This website is the supplementary materials of the paper "Can We Detect ChatGPT-Generated Code? An Empirical Study", which takes the presented results further by including experiments not shown in the paper due to the page limitation.
The website is organized as follows:
Overview & Datasets: In this section, we provide a comprehensive overview of how the datasets were collected, and we also provide the public links for two extensive datasets: CCD, which contains 467.5K code-related samples, and NLCD, which contains 25K natural language-related samples, for easy access.
RQ1 Effectiveness: In this section, we conduct comprehensive experiments on NL and Code datasets to evaluate the effectiveness of six existing detectors on both accuracy and balance metrics. Furthermore, we have explored each detector on the code-generation dataset separately for six specific programming languages. The results demonstrate that most detectors are more powerful on NL than on Code in detecting AIGC.
RQ2 Fine-tuning: In this section, we evaluate the effectiveness of fine-tuned binary classification on each dataset or a composite dataset by comparing results with and without tuning. The aim is to explore whether tuning on one dataset can expand the performance's generalization capacity on another internal or external domain. The results show that tuning on NL has limited generalization capacity, in contrast to code-tuning which has a generalized performance across internal and external domains.

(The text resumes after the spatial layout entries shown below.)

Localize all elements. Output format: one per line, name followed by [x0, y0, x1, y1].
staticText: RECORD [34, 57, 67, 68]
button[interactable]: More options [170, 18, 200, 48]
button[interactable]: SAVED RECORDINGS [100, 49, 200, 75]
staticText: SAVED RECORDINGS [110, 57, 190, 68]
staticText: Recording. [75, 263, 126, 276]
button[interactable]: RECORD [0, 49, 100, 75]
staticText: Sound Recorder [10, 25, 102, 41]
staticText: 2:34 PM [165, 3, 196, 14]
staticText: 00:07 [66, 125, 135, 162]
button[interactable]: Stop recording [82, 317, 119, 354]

RQ3 Robustness: In this section, we use various mutation methods from the nlpaug and code augmentation repositories to build corrupted datasets and test each detector's robustness. The experimental results reveal that fine-tuned models are generally more robust under our conservative mutation operators than the six selected detectors. However, the models' robustness can be affected in datasets that were not included in the fine-tuning dataset
RQ4 Human Study: In this section, we conduct a human study of the paper through few-shot and zero-shot methods, i.e., with or without examples, on different distinguishing tasks. The results also follow the finding that humans are better at distinguishing natural language data than code data.
AIGC model that produces high-quality responses across various applications, including software development and maintenance. Numerous AIGC detectors have been developed and evaluated on natural language data. However, their performance on code-related content generated by ChatGPT remains unexplored. To fill this gap, in this paper, we present the first empirical study on evaluating existing AIGC detectors in the software domain.
We created a comprehensive dataset including 492.5K samples comprising code-related content produced by ChatGPT, encompassing popular software activities like Q&A (115K), code summarization (126K), and code generation (226.5K). We evaluated six AIGC detectors, consisting of three commercial and three open-source solutions, assessing their performance on this dataset.
Additionally, we conducted a human study to understand human detection capabilities and compare them with the existing AIGC detectors. Our results indicate that AIGC detectors demonstrate lower performance on code-related data compared to natural language data. Fine-tuning can enhance detector performance, especially for content within the same domain; but generalization remains a challenge. The human evaluation reveals that detection by humans is quite challenging.
Unfortunately, the download link has been deleted, and we are currently awaiting re-submit for our paper.
To conduct this study and answer these questions, we constructed two datasets, namely the Code-Related Content Dataset (CCD) and the Natural Language-Related Content Dataset (NLCD), by generating related content using ChatGPT in the domains of programming and natural language, respectively.
CCD consists of 467.5K samples across three different code-related scenarios, i.e., Q&A from stack overflow (115K), code-to-text generation (126K), and text-to-code generation (226.5K).
NLCD, which contains 25K samples, was constructed by using ChatGPT to polish the content from Wikipedia. Note that each sample in CCD and NLCD is a pair including the human-generated data and ChatGPT-generated data.
Extensive experiments have revealed that current AIGC detectors struggle to detect code-related data compared to natural language data. Although fine-tuning is able to improve performance, however, the generalization capacities are limited. A human study also suggests that humans encounter similar difficulties, particularly when dealing with code data, which can be like blindly guessing due to its complexity. Overall, the main contributions of our paper are summarized as follows:
• We conducted a comprehensive empirical study to evaluate the performance of six AIGC detectors, including three open-source detectors and three commercial detectors, on detecting code-related content generated by ChatGPT. To the best of our knowledge, this is the first study that specifically evaluates the performance of different AIGC detectors on code-related content generated by ChatGPT.
• We construct two large-scale datasets namely CCD and NLCD, consisting of 467.5K code-related samples and 25K natural language-related samples. We have made our code and data public to facilitate the following research.
• We conduct a human study to study the difficulty of detecting content generated by ChatGPT and compare it to the performance of AIGC detectors.